In fact, there is the presence of other factors which incline in favour of acquittal of the accused. The statement as given by the doctor who prepared the post mortem report of the elder sister, Dr Priyatha who is also a forensic surgeon reveals that anal injuries of the girl could be due to piles infection. In the presence of the above-mentioned factors, the Court has ordered an acquittal for the lack of conclusive proof of any anal penetration of the girl.

Therefore, in this case, there is an absence of substantive evidence to be corroborated by the opinion evidence given by the doctor. Moreover, the deposition of the doctor shows an alternative opinion of infection in the anal region of the girl was also provided by this expert, which cannot be completely ruled out. 

An appeal will be preferred: DG, Kerala

After much hue and cry, the Director-General of Kerala, Manjerai Shreedharan Nair has said that the case of Walayar sisters will go into an appeal, seeking a re-trial into the matter. She has also said that there are chances of a fresh investigation as well. However, as per the present legal framework, re-probe into the charges from which there is either conviction or acquittal is forbidden by the law as under Article 20(2) of the Indian Constitution and Section 300 of the Criminal Procedure Code imbibing the doctrine of Double Jeopardy.
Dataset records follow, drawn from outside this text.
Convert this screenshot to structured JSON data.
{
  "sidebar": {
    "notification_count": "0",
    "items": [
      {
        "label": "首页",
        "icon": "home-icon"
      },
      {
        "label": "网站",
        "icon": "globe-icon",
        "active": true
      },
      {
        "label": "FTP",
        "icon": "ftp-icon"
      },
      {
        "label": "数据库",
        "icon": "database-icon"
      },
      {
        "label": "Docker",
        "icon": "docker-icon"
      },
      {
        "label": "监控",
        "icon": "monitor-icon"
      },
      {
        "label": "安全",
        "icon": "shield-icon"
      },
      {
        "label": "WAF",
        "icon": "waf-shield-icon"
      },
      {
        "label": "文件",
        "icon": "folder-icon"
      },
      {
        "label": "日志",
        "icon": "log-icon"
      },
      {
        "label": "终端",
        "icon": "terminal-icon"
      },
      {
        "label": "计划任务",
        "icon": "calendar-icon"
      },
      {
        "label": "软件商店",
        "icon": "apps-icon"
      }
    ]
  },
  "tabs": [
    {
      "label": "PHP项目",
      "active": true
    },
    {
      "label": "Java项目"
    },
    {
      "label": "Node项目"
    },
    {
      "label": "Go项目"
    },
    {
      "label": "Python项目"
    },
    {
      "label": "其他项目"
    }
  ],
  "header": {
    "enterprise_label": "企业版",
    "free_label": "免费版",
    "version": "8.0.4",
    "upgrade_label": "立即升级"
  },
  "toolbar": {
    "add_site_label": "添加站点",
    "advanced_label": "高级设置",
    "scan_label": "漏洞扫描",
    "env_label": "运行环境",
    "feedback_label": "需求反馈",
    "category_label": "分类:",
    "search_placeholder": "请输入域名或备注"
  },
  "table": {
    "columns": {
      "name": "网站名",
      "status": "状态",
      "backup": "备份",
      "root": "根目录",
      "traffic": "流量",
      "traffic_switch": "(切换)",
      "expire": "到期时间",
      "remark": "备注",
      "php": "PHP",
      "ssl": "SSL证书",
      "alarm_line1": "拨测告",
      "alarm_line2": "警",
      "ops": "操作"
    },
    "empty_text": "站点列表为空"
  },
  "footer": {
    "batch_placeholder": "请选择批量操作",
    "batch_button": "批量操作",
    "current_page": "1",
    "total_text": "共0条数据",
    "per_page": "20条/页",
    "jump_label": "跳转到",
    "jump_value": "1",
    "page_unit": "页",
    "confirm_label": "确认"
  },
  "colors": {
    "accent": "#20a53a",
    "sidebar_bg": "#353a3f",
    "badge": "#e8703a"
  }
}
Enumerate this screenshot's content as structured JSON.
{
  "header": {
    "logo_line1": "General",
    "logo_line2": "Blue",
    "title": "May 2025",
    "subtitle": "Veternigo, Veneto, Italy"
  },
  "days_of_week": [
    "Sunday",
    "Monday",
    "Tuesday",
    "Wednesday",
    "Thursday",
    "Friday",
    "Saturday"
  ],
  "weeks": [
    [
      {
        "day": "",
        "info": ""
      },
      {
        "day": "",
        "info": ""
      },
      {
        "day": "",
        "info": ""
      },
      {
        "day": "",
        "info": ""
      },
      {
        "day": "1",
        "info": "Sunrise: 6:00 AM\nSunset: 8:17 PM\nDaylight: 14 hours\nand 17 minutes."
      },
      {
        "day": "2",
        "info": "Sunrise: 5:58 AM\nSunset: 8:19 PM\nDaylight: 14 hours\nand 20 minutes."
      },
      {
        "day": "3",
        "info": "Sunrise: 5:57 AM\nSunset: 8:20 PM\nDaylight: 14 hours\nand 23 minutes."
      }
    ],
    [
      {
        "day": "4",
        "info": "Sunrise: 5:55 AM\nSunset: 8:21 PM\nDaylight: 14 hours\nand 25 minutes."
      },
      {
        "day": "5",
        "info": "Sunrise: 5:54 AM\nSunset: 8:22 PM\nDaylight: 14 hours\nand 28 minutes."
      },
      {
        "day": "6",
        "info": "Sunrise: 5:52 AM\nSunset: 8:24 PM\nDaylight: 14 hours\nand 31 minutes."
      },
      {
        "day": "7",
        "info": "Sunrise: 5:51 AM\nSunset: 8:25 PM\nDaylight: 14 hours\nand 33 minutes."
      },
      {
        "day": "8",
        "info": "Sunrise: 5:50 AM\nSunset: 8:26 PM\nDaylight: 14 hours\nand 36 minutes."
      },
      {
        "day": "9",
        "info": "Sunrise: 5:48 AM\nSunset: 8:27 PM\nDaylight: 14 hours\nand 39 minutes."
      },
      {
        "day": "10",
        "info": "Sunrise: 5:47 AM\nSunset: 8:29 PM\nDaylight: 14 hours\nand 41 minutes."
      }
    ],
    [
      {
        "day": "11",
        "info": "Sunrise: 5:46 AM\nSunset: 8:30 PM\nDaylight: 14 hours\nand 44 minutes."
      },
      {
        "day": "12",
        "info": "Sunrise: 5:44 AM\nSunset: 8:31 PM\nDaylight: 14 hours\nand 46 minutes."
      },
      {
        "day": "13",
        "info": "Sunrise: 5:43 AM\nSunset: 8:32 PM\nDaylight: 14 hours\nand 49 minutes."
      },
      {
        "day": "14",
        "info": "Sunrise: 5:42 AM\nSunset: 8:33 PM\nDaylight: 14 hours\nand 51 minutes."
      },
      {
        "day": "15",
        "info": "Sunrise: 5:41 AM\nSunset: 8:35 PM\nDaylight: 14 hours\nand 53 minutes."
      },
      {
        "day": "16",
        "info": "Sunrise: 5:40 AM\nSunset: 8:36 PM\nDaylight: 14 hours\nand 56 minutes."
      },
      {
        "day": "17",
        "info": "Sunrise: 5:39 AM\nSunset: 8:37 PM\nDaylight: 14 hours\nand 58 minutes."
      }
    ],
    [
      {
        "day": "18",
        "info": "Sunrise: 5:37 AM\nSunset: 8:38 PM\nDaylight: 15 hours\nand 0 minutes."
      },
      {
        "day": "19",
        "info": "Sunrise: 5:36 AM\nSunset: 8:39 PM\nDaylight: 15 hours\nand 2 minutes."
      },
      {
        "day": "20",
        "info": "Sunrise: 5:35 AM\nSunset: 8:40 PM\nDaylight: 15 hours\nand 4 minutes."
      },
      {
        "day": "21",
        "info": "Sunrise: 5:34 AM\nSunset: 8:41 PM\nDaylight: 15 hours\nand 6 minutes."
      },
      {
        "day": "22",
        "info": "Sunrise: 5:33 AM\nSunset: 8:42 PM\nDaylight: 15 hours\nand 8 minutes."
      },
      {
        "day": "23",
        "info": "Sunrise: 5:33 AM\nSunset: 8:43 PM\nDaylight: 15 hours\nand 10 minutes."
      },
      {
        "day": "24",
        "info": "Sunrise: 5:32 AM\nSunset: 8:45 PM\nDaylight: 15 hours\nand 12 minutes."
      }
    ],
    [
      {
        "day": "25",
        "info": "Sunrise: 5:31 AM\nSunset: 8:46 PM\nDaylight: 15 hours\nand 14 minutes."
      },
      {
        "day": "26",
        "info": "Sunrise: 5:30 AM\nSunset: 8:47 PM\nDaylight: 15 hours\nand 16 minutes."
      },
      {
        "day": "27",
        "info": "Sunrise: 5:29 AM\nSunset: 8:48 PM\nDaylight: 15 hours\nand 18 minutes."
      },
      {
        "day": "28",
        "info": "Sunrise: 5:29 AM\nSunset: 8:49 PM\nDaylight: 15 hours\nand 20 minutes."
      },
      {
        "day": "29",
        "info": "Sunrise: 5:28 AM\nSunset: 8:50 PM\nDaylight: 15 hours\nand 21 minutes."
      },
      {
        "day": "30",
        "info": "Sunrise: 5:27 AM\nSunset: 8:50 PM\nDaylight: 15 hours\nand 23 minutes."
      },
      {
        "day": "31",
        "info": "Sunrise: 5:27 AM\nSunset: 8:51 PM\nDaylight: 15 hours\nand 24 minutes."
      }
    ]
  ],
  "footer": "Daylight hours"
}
So legally, the only option remaining is to try the accused for charges of murder, which were not framed earlier. Another way to go about the acquittal could be to move either the High Court or the Supreme Court praying to quash the earlier trial and investigation. 

Summons to be issued by NCSC to Chief Secretary & State Police Chief:

After the weak case of the prosecution being revealed by the judgments, the National Commission for Scheduled Case [NCSC] has said that it will summon the Chief Secretary of Kerala as well as the state police chief, in order to get more details in the manner in which the case of the Walayar sisters was handled.

The announcement was made when L Murugan, the vice-chairman of the NCSC, visited the home of the two sisters to meet their parents. After the said meeting, he has revealed that the public prosecutor has done a poor job as it did not coordinate with the mother of the victims. Murugan said: 

“The police never did a proper probe, and there was no coordination at all with the mother of the kids. Hence both the Chief Secretary and the DGP will be summoned,”

The state police chief, Mr Lokanath Behara said they are awaiting the order of acquittal as passed by the Court. He has assured the media that after a perusal of the order, he shall surely take ‘strict action’ on the matter if any lapses in the investigation are disclosed. He has said that as the case involved two young children, it should be viewed seriously and that it is ‘an emotional matter.’